Wild day of ups and downs for Bears QB Caleb Williams ends on high with touchdown pass to beat Bengals 47-42
CINCINNATI — It’s a good thing for Bears quarterback Caleb Williams that coach Ben Johnson seems to have the stomach to endure the ongoing ups and downs as the franchise waits for his breakthrough. From game to game, and even from play to play, it’s hard to know what they’re going to get.
Williams was all over the place yet again Sunday against the Bengals, but surged at the end and rescued the Bears with the winning touchdown pass for a thrilling 47-42 victory at Paycor Stadium. It got them back on track after an ugly loss in Baltimore the week before, and at 5-3, they matched their win total from last season.

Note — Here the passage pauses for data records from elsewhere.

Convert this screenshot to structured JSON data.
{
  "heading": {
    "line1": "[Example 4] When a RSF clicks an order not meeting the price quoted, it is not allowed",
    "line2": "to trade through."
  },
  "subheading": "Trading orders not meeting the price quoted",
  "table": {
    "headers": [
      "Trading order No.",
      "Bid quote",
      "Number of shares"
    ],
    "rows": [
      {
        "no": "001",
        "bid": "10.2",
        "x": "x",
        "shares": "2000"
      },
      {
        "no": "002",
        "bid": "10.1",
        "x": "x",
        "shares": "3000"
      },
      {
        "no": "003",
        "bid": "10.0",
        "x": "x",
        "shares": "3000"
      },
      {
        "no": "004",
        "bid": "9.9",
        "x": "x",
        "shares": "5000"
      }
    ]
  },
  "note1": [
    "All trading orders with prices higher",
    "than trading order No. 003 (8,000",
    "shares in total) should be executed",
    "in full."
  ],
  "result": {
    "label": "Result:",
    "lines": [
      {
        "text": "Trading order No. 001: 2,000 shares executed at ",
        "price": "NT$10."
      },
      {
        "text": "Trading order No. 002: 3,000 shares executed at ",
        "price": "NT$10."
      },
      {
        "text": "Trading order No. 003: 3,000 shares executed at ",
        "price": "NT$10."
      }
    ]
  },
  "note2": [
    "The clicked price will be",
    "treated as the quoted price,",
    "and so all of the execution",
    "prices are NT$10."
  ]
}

This was hardly a masterpiece, but the Bears saw that as a problem for another day after emerging from the madness of rallying for a 14-point lead with five minutes left, then falling behind 42-41 in the final minute as the Bengals cashed in on an onside kick recovery before Williams put them back on top with a 58-yard touchdown pass.
Nothing mattered more than that.
“Here’s what I know: He threw some touchdowns, he didn’t throw any interceptions and he used his legs to help us extend drives,” Johnson said. “So I was pleased with that.”
Williams steered out of a 9-for-17 lull in the first half, during which the Bears went from up three to down four, and finished 20-for-34 passing for 280 yards and three touchdowns for a 114.8 passer rating — his highest since Week 3 against the Cowboys. Those are the two worst defenses in the NFL.
He also caught two passes, one for a touchdown, for 22 yards and ran five times for 53.
All the Bears’ usual concerns were there — a bleeding defense, pre-snap confusion on offense, Williams’ unsteadiness, red-zone slippage — but Johnson dug deep into his library of trick plays, Williams sharpened up in the second half and the rushing attack overpowered the Bengals.
The Bears needed every bit of that to get past the sputtering Bengals. This isn’t the franchise that typically wins a shootout.
The last time they allowed 35-plus and won was in 2008, and they’d never won while allowing 42 or more. It also was their highest point total since Mitch Trubisky’s six-touchdown game in a 48-10 win over the Buccaneers in 2018 and the 576 yards of offense was sixth-most in team history.